Le Dash 8 Q400 ou "Milan"
Entré en service au sein de la Sécurité civile en 2005, le Dash 8 Q400MR est aujourd'hui l'un des principaux moyens aériens de lutte contre les feux de forêt en France. Son arrivée répond d'abord au besoin de remplacer les Fokker 27.
Ces derniers ont été en service de 1986 à 2004 sur la base avions de la Sécurité Civile de Marignane et leur dernier vol a été celui de Pélican 72 en septembre 2004.
Le premier Q400 MR arrive en juillet 2005 et le second en novembre 2005. Le premier des deux Dash, succédant au Fokker Pélican 72, prend l’indicatif Milan 73, le second Milan 74. Le milan étant un grand rapace au vol très agile.
À partir de 2020, la flotte de Dash 8 est renforcée afin de remplacer progressivement les emblématiques Tracker, en service depuis les années 1980. Ces nouveaux appareils emportent jusqu'à 10 000 litres de retardant et effectuent des largages précis destinés à ralentir la progression des flammes et à protéger les zones sensibles en appui des sapeurs-pompiers au sol. Plus rapides que les Canadair et dotés d'une grande autonomie, ils rejoignent rapidement les secteurs menacés.
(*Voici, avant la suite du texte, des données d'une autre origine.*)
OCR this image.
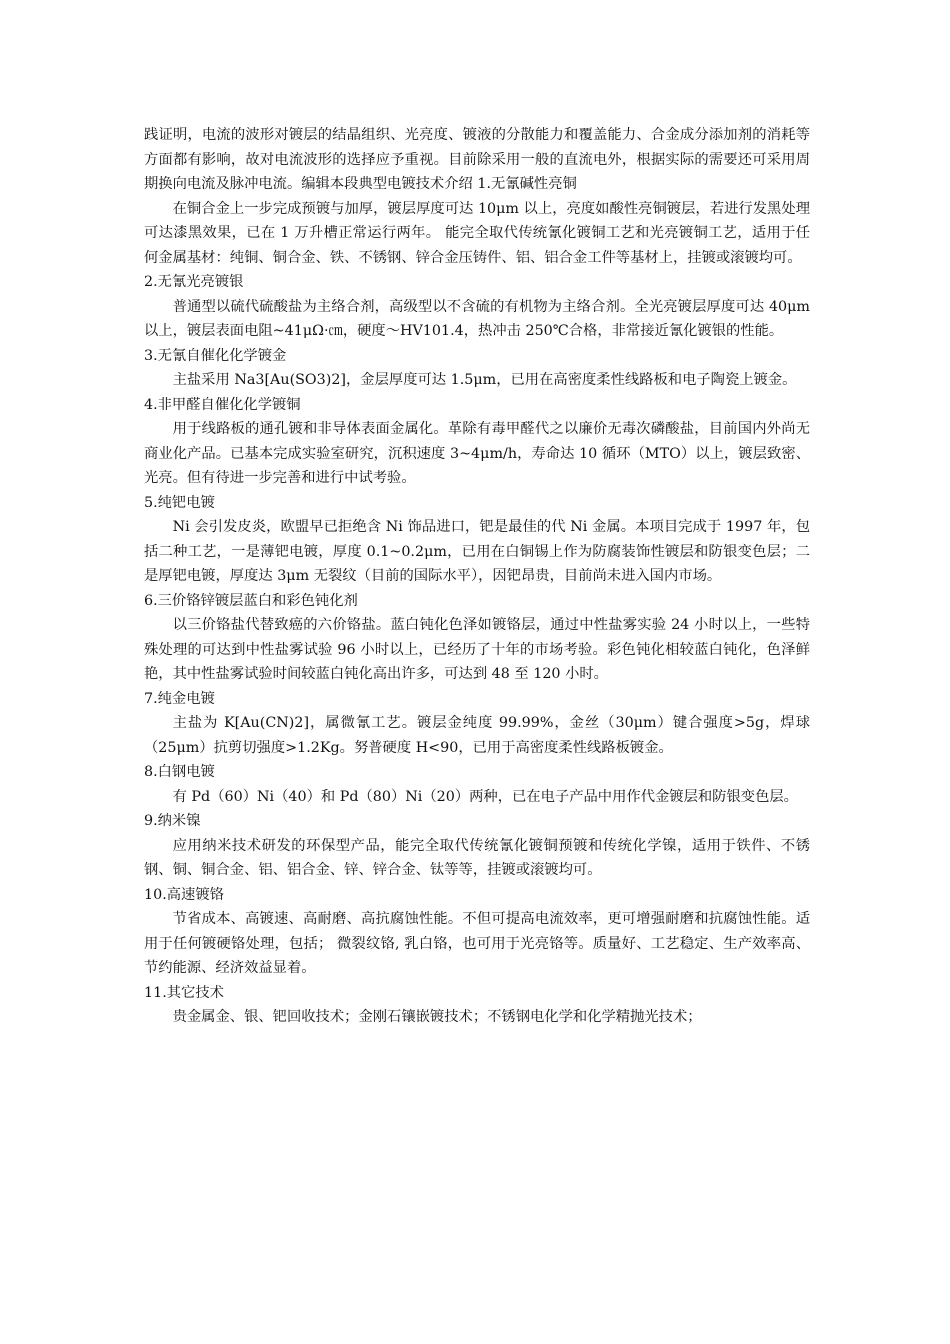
践证明，电流的波形对镀层的结晶组织、光亮度、镀液的分散能力和覆盖能力、合金成分添加剂的消耗等方面都有影响，故对电流波形的选择应予重视。目前除采用一般的直流电外，根据实际的需要还可采用周期换向电流及脉冲电流。编辑本段典型电镀技术介绍 1.无氰碱性亮铜

在铜合金上一步完成预镀与加厚，镀层厚度可达 10μm 以上，亮度如酸性亮铜镀层，若进行发黑处理可达漆黑效果，已在 1 万升槽正常运行两年。 能完全取代传统氰化镀铜工艺和光亮镀铜工艺，适用于任何金属基材：纯铜、铜合金、铁、不锈钢、锌合金压铸件、铝、铝合金工件等基材上，挂镀或滚镀均可。

2.无氰光亮镀银

普通型以硫代硫酸盐为主络合剂，高级型以不含硫的有机物为主络合剂。全光亮镀层厚度可达 40μm 以上，镀层表面电阻~41μΩ·㎝，硬度～HV101.4，热冲击 250℃合格，非常接近氰化镀银的性能。

3.无氰自催化化学镀金

主盐采用 Na3[Au(SO3)2]，金层厚度可达 1.5μm，已用在高密度柔性线路板和电子陶瓷上镀金。

4.非甲醛自催化化学镀铜

用于线路板的通孔镀和非导体表面金属化。革除有毒甲醛代之以廉价无毒次磷酸盐，目前国内外尚无商业化产品。已基本完成实验室研究，沉积速度 3~4μm/h，寿命达 10 循环（MTO）以上，镀层致密、光亮。但有待进一步完善和进行中试考验。

5.纯钯电镀

Ni 会引发皮炎，欧盟早已拒绝含 Ni 饰品进口，钯是最佳的代 Ni 金属。本项目完成于 1997 年，包括二种工艺，一是薄钯电镀，厚度 0.1~0.2μm，已用在白铜锡上作为防腐装饰性镀层和防银变色层；二是厚钯电镀，厚度达 3μm 无裂纹（目前的国际水平），因钯昂贵，目前尚未进入国内市场。

6.三价铬锌镀层蓝白和彩色钝化剂

以三价铬盐代替致癌的六价铬盐。蓝白钝化色泽如镀铬层，通过中性盐雾实验 24 小时以上，一些特殊处理的可达到中性盐雾试验 96 小时以上，已经历了十年的市场考验。彩色钝化相较蓝白钝化，色泽鲜艳，其中性盐雾试验时间较蓝白钝化高出许多，可达到 48 至 120 小时。

7.纯金电镀

主盐为 K[Au(CN)2]，属微氰工艺。镀层金纯度 99.99%，金丝（30μm）键合强度>5g，焊球（25μm）抗剪切强度>1.2Kg。努普硬度 H<90，已用于高密度柔性线路板镀金。

8.白钢电镀

有 Pd（60）Ni（40）和 Pd（80）Ni（20）两种，已在电子产品中用作代金镀层和防银变色层。

9.纳米镍

应用纳米技术研发的环保型产品，能完全取代传统氰化镀铜预镀和传统化学镍，适用于铁件、不锈钢、铜、铜合金、铝、铝合金、锌、锌合金、钛等等，挂镀或滚镀均可。

10.高速镀铬

节省成本、高镀速、高耐磨、高抗腐蚀性能。不但可提高电流效率，更可增强耐磨和抗腐蚀性能。适用于任何镀硬铬处理，包括； 微裂纹铬, 乳白铬，也可用于光亮铬等。质量好、工艺稳定、生产效率高、节约能源、经济效益显着。

11.其它技术

贵金属金、银、钯回收技术；金刚石镶嵌镀技术；不锈钢电化学和化学精抛光技术；
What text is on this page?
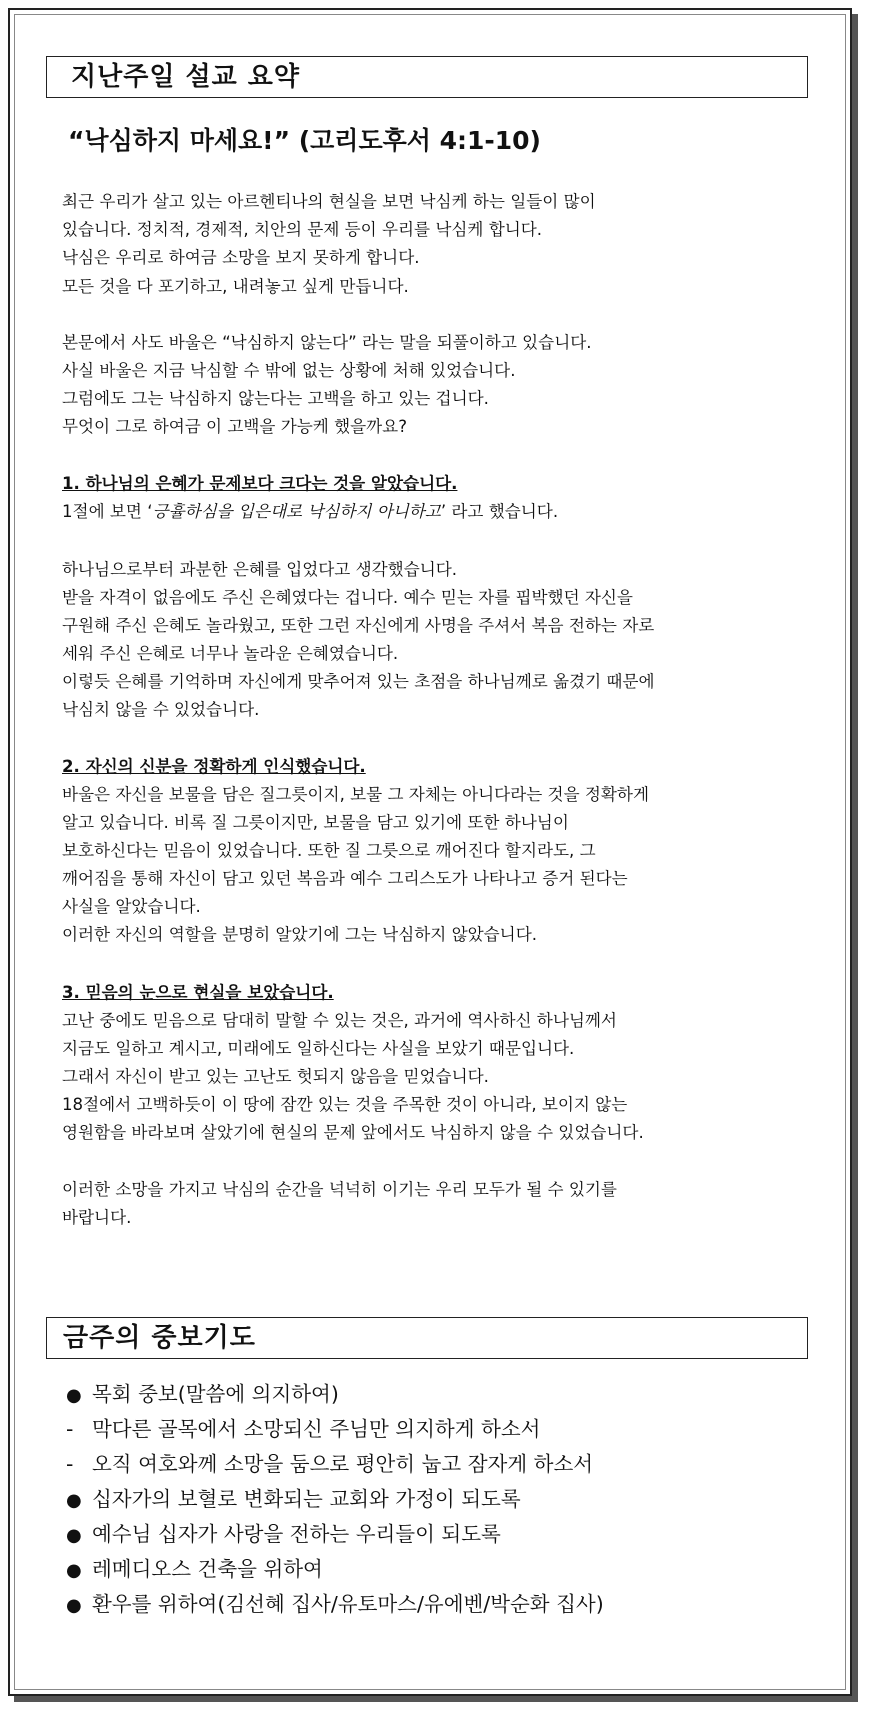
지난주일 설교 요약
“낙심하지 마세요!” (고리도후서 4:1-10)
최근 우리가 살고 있는 아르헨티나의 현실을 보면 낙심케 하는 일들이 많이
있습니다. 정치적, 경제적, 치안의 문제 등이 우리를 낙심케 합니다.
낙심은 우리로 하여금 소망을 보지 못하게 합니다.
모든 것을 다 포기하고, 내려놓고 싶게 만듭니다.
본문에서 사도 바울은 “낙심하지 않는다” 라는 말을 되풀이하고 있습니다.
사실 바울은 지금 낙심할 수 밖에 없는 상황에 처해 있었습니다.
그럼에도 그는 낙심하지 않는다는 고백을 하고 있는 겁니다.
무엇이 그로 하여금 이 고백을 가능케 했을까요?
1. 하나님의 은혜가 문제보다 크다는 것을 알았습니다.
1절에 보면 ‘긍휼하심을 입은대로 낙심하지 아니하고’ 라고 했습니다.
하나님으로부터 과분한 은혜를 입었다고 생각했습니다.
받을 자격이 없음에도 주신 은혜였다는 겁니다. 예수 믿는 자를 핍박했던 자신을
구원해 주신 은혜도 놀라웠고, 또한 그런 자신에게 사명을 주셔서 복음 전하는 자로
세워 주신 은혜로 너무나 놀라운 은혜였습니다.
이렇듯 은혜를 기억하며 자신에게 맞추어져 있는 초점을 하나님께로 옮겼기 때문에
낙심치 않을 수 있었습니다.
2. 자신의 신분을 정확하게 인식했습니다.
바울은 자신을 보물을 담은 질그릇이지, 보물 그 자체는 아니다라는 것을 정확하게
알고 있습니다. 비록 질 그릇이지만, 보물을 담고 있기에 또한 하나님이
보호하신다는 믿음이 있었습니다. 또한 질 그릇으로 깨어진다 할지라도, 그
깨어짐을 통해 자신이 담고 있던 복음과 예수 그리스도가 나타나고 증거 된다는
사실을 알았습니다.
이러한 자신의 역할을 분명히 알았기에 그는 낙심하지 않았습니다.
3. 믿음의 눈으로 현실을 보았습니다.
고난 중에도 믿음으로 담대히 말할 수 있는 것은, 과거에 역사하신 하나님께서
지금도 일하고 계시고, 미래에도 일하신다는 사실을 보았기 때문입니다.
그래서 자신이 받고 있는 고난도 헛되지 않음을 믿었습니다.
18절에서 고백하듯이 이 땅에 잠깐 있는 것을 주목한 것이 아니라, 보이지 않는
영원함을 바라보며 살았기에 현실의 문제 앞에서도 낙심하지 않을 수 있었습니다.
이러한 소망을 가지고 낙심의 순간을 넉넉히 이기는 우리 모두가 될 수 있기를
바랍니다.
금주의 중보기도
● 목회 중보(말씀에 의지하여)
- 막다른 골목에서 소망되신 주님만 의지하게 하소서
- 오직 여호와께 소망을 둠으로 평안히 눕고 잠자게 하소서
● 십자가의 보혈로 변화되는 교회와 가정이 되도록
● 예수님 십자가 사랑을 전하는 우리들이 되도록
● 레메디오스 건축을 위하여
● 환우를 위하여(김선혜 집사/유토마스/유에벤/박순화 집사)
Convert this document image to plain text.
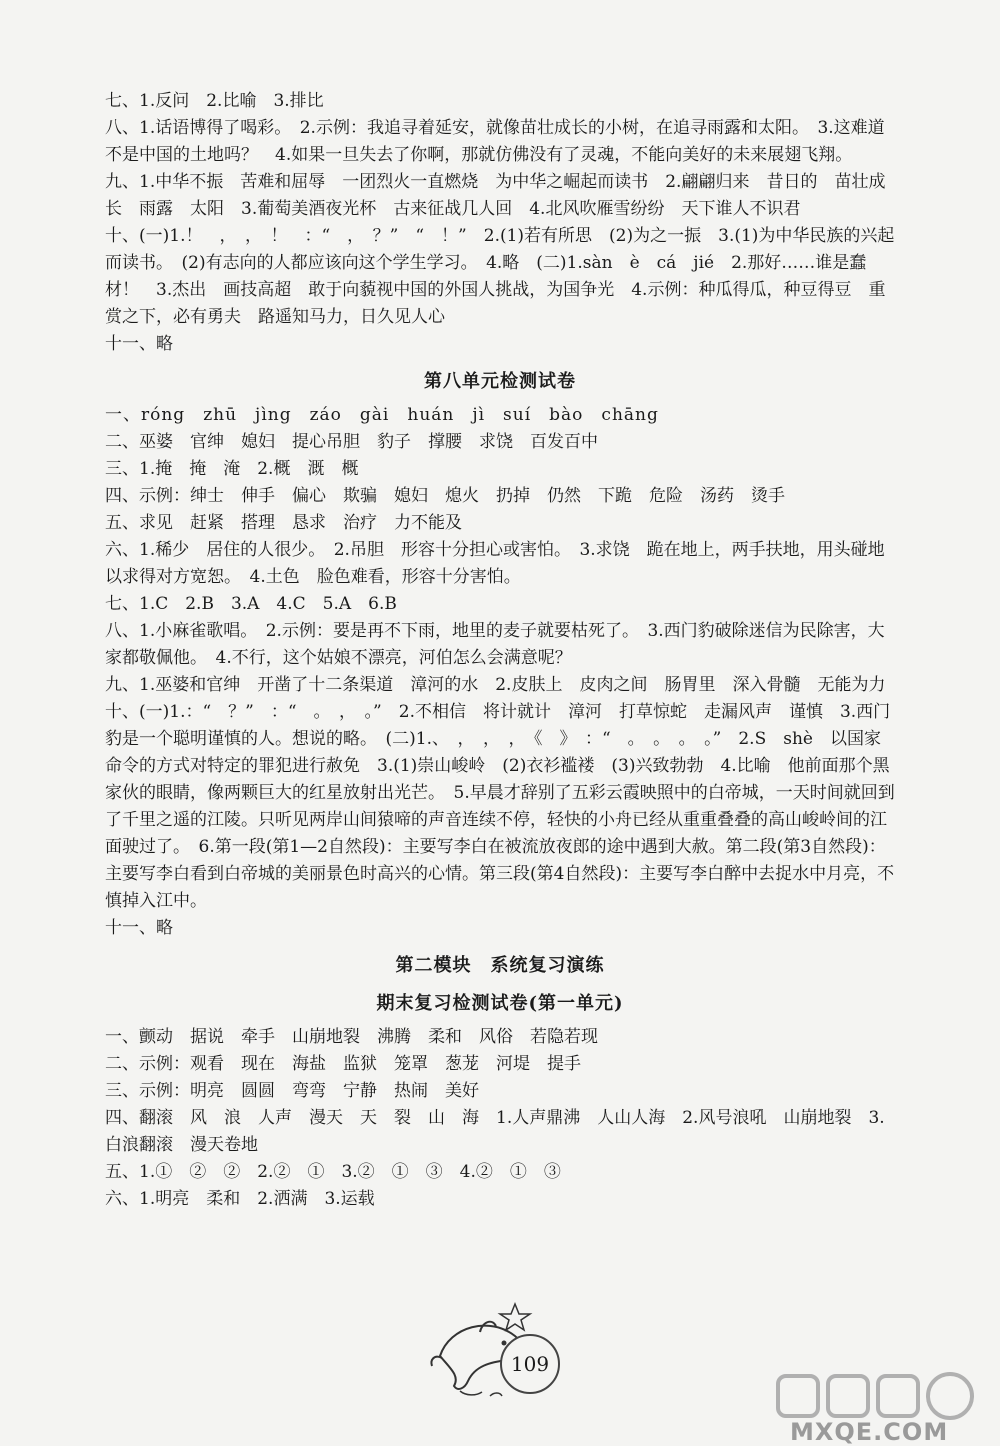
七、1.反问　2.比喻　3.排比

八、1.话语博得了喝彩。　2.示例：我追寻着延安，就像苗壮成长的小树，在追寻雨露和太阳。　3.这难道不是中国的土地吗？　4.如果一旦失去了你啊，那就仿佛没有了灵魂，不能向美好的未来展翅飞翔。

九、1.中华不振　苦难和屈辱　一团烈火一直燃烧　为中华之崛起而读书　2.翩翩归来　昔日的　苗壮成长　雨露　太阳　3.葡萄美酒夜光杯　古来征战几人回　4.北风吹雁雪纷纷　天下谁人不识君

十、(一)1.！　，　，　！　：“　，　？”　“　！”　2.(1)若有所思　(2)为之一振　3.(1)为中华民族的兴起而读书。　(2)有志向的人都应该向这个学生学习。　4.略　(二)1.sàn　è　cá　jié　2.那好……谁是蠢材！　3.杰出　画技高超　敢于向藐视中国的外国人挑战，为国争光　4.示例：种瓜得瓜，种豆得豆　重赏之下，必有勇夫　路遥知马力，日久见人心

十一、略

第八单元检测试卷

一、róng　zhū　jìng　záo　gài　huán　jì　suí　bào　chāng

二、巫婆　官绅　媳妇　提心吊胆　豹子　撑腰　求饶　百发百中

三、1.掩　掩　淹　2.概　溉　概

四、示例：绅士　伸手　偏心　欺骗　媳妇　熄火　扔掉　仍然　下跪　危险　汤药　烫手

五、求见　赶紧　搭理　恳求　治疗　力不能及

六、1.稀少　居住的人很少。　2.吊胆　形容十分担心或害怕。　3.求饶　跪在地上，两手扶地，用头碰地以求得对方宽恕。　4.土色　脸色难看，形容十分害怕。

七、1.C　2.B　3.A　4.C　5.A　6.B

八、1.小麻雀歌唱。　2.示例：要是再不下雨，地里的麦子就要枯死了。　3.西门豹破除迷信为民除害，大家都敬佩他。　4.不行，这个姑娘不漂亮，河伯怎么会满意呢？

九、1.巫婆和官绅　开凿了十二条渠道　漳河的水　2.皮肤上　皮肉之间　肠胃里　深入骨髓　无能为力

十、(一)1.：“　？”　：“　。　，　。”　2.不相信　将计就计　漳河　打草惊蛇　走漏风声　谨慎　3.西门豹是一个聪明谨慎的人。想说的略。　(二)1.、　，　，　，　《　》　：“　。　。　。　。”　2.S　shè　以国家命令的方式对特定的罪犯进行赦免　3.(1)崇山峻岭　(2)衣衫褴褛　(3)兴致勃勃　4.比喻　他前面那个黑家伙的眼睛，像两颗巨大的红星放射出光芒。　5.早晨才辞别了五彩云霞映照中的白帝城，一天时间就回到了千里之遥的江陵。只听见两岸山间猿啼的声音连续不停，轻快的小舟已经从重重叠叠的高山峻岭间的江面驶过了。　6.第一段(第1—2自然段)：主要写李白在被流放夜郎的途中遇到大赦。第二段(第3自然段)：主要写李白看到白帝城的美丽景色时高兴的心情。第三段(第4自然段)：主要写李白醉中去捉水中月亮，不慎掉入江中。

十一、略

第二模块　系统复习演练
期末复习检测试卷(第一单元)

一、颤动　据说　牵手　山崩地裂　沸腾　柔和　风俗　若隐若现

二、示例：观看　现在　海盐　监狱　笼罩　葱茏　河堤　提手

三、示例：明亮　圆圆　弯弯　宁静　热闹　美好

四、翻滚　风　浪　人声　漫天　天　裂　山　海　1.人声鼎沸　人山人海　2.风号浪吼　山崩地裂　3.白浪翻滚　漫天卷地

五、1.①　②　②　2.②　①　3.②　①　③　4.②　①　③

六、1.明亮　柔和　2.洒满　3.运载

109
MXQE.COM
En revanche, n'étant pas amphibies, ils ne peuvent pas écoper sur un plan d'eau et sont ravitaillés au sol dans des pélicandromes, où ils refont le plein en quelques minutes avant de repartir en mission.
En dehors de la saison des feux, les Dash 8 poursuivent leur activité en assurant des missions de transport de personnel et de matériel, d'évacuation sanitaire, ainsi que le déploiement rapide de moyens de la Sécurité civile lors de catastrophes naturelles ou de crises majeures.